What is the debt snowball method?
The debt snowball method was originally made popular by personal finance expert Dave Ramsey. This debt-repayment method (which excludes your mortgage) focuses on paying off your smallest debt balances first while making minimum payments on all other debts.
Once a balance is paid off, you take the funds you had previously allocated to your smallest debt and put them toward the next-smallest balance, essentially building, or “snowballing,” your repayment toward the next balance. This cycle repeats until all of your debt is repaid.
Each balance payoff is a win. It’s a debt-repayment method that may not save you money on interest but could be a great motivator to keep paying off your debt.
How should you use the debt snowball method?
The snowball method can be broken down into four simple steps.
Step 1
Create a list of all of your debts, excluding your mortgage. Sort the debts in order from smallest to largest balance.
Step 2
Each month, pay the minimum amount on each balance, except the smallest one — put as much cash as you can toward that one. You’ll want to review your budget and figure out how much money you can put toward your smallest balance without jeopardizing the rest of your finances.
Step 3
After you’ve paid off the smallest balance, roll the extra money you were using for that balance into the monthly payment for the next-smallest balance. Of course, you have to continue making the minimum payments on all other debts.
Step 4
Repeat this process until you’re debt-free.
Advantages of the debt snowball method
The primary advantage of the snowball method is the psychological boost.
When you see debts disappearing, it can increase your motivation to continue paying off debt. And even if you’ve only paid off a small balance, your confidence in the progress you’re making grows.
This strategy may also help you get a better handle on your finances overall — and your stress.
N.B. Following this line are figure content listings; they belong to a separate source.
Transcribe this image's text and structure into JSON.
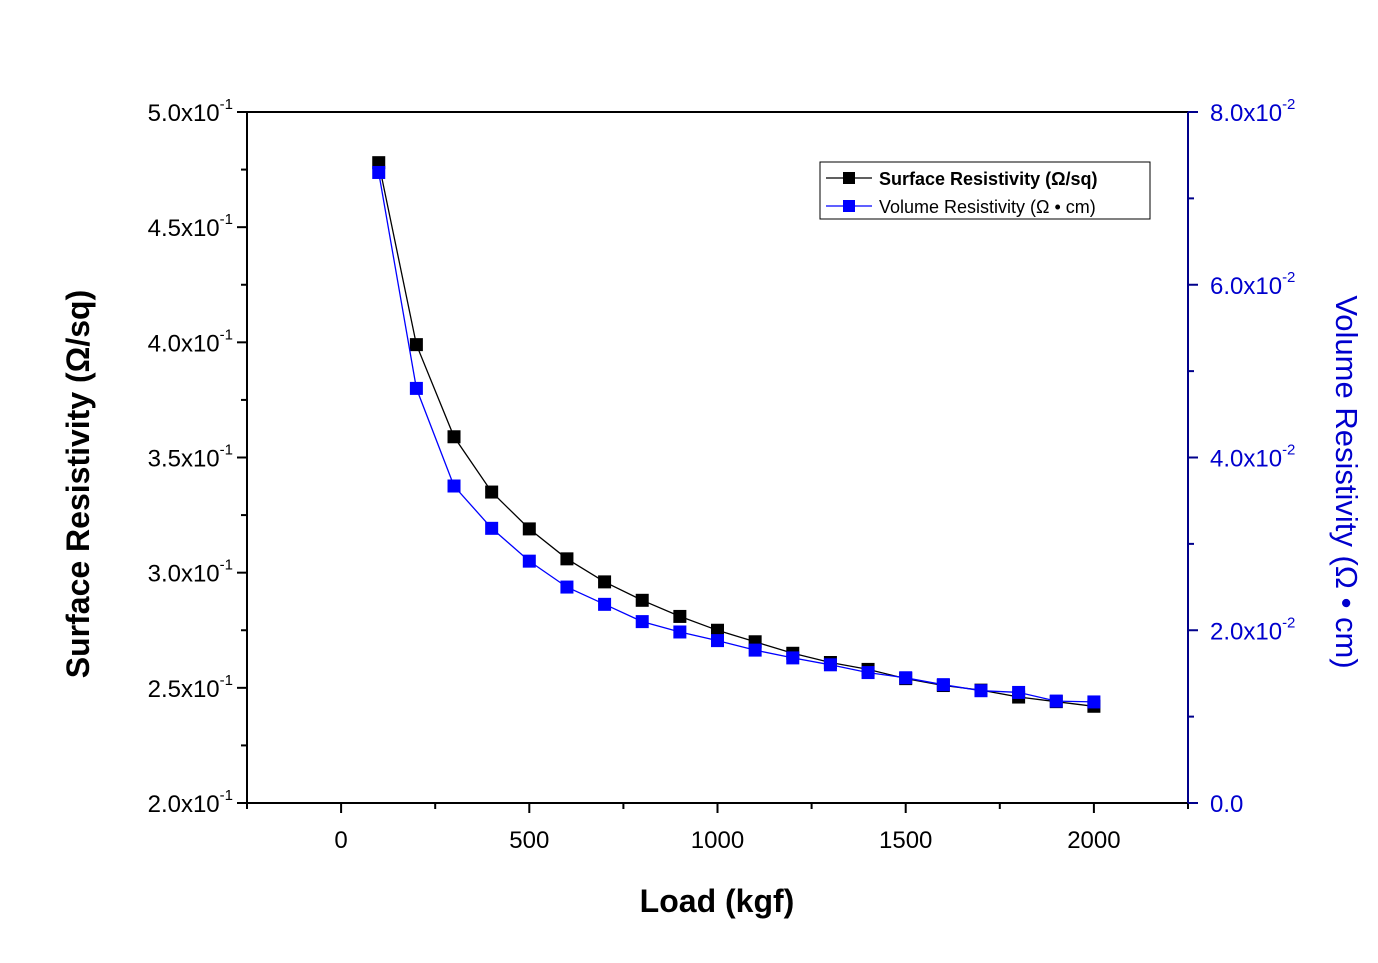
{
  "chart_data": {
    "type": "line",
    "title": "",
    "xlabel": "Load (kgf)",
    "ylabel_left": "Surface Resistivity (Ω/sq)",
    "ylabel_right": "Volume Resistivity  (Ω • cm)",
    "xlim": [
      -250,
      2250
    ],
    "ylim_left": [
      0.2,
      0.5
    ],
    "ylim_right": [
      0.0,
      0.08
    ],
    "x_ticks": [
      "0",
      "500",
      "1000",
      "1500",
      "2000"
    ],
    "x_tick_values": [
      0,
      500,
      1000,
      1500,
      2000
    ],
    "y_left_ticks": [
      {
        "value": 0.5,
        "mantissa": "5.0x10",
        "exp": "-1"
      },
      {
        "value": 0.45,
        "mantissa": "4.5x10",
        "exp": "-1"
      },
      {
        "value": 0.4,
        "mantissa": "4.0x10",
        "exp": "-1"
      },
      {
        "value": 0.35,
        "mantissa": "3.5x10",
        "exp": "-1"
      },
      {
        "value": 0.3,
        "mantissa": "3.0x10",
        "exp": "-1"
      },
      {
        "value": 0.25,
        "mantissa": "2.5x10",
        "exp": "-1"
      },
      {
        "value": 0.2,
        "mantissa": "2.0x10",
        "exp": "-1"
      }
    ],
    "y_right_ticks": [
      {
        "value": 0.08,
        "mantissa": "8.0x10",
        "exp": "-2"
      },
      {
        "value": 0.06,
        "mantissa": "6.0x10",
        "exp": "-2"
      },
      {
        "value": 0.04,
        "mantissa": "4.0x10",
        "exp": "-2"
      },
      {
        "value": 0.02,
        "mantissa": "2.0x10",
        "exp": "-2"
      },
      {
        "value": 0.0,
        "mantissa": "0.0",
        "exp": ""
      }
    ],
    "x": [
      100,
      200,
      300,
      400,
      500,
      600,
      700,
      800,
      900,
      1000,
      1100,
      1200,
      1300,
      1400,
      1500,
      1600,
      1700,
      1800,
      1900,
      2000
    ],
    "series": [
      {
        "name": "Surface Resistivity (Ω/sq)",
        "axis": "left",
        "color": "#000000",
        "bold_legend": true,
        "values": [
          0.478,
          0.399,
          0.359,
          0.335,
          0.319,
          0.306,
          0.296,
          0.288,
          0.281,
          0.275,
          0.27,
          0.265,
          0.261,
          0.258,
          0.254,
          0.251,
          0.249,
          0.246,
          0.244,
          0.242
        ]
      },
      {
        "name": "Volume Resistivity  (Ω • cm)",
        "axis": "right",
        "color": "#0000ff",
        "bold_legend": false,
        "values": [
          0.073,
          0.048,
          0.0367,
          0.0318,
          0.028,
          0.025,
          0.023,
          0.021,
          0.0198,
          0.0188,
          0.0177,
          0.0168,
          0.016,
          0.0151,
          0.0145,
          0.0137,
          0.013,
          0.0128,
          0.0118,
          0.0117
        ]
      }
    ],
    "legend": {
      "position": "top-right",
      "entries": [
        "Surface Resistivity (Ω/sq)",
        "Volume Resistivity  (Ω • cm)"
      ]
    },
    "colors": {
      "left_axis": "#000000",
      "right_axis": "#00008b",
      "right_labels": "#0000cd"
    }
  }
}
By allowing you to focus on one debt balance at a time, the snowball method eliminates worry about how to tackle all of your debt at once.
Disadvantages of the debt snowball method
The biggest disadvantage of the snowball method is the potential for paying more money in interest over time than if you used another debt-repayment method. Since the debt snowball method focuses on the smallest debt balances rather than the balance with the highest interest, your costliest debt may get paid off last.
If you’re worried about wasting money on interest, take an inventory of your credit card APRs and loan interest rates. If you find that the snowball method may cost you too much money in the long run, this strategy may not be the best fit for your debt-repayment needs. Instead, consider the avalanche method — which focuses on paying your highest-interest balances first.
Bottom line
The debt snowball method is just one approach to becoming debt-free. If you’re ready to pay off your debt, the best thing you can do is sit down, identify the right debt-repayment strategy for you and make a plan.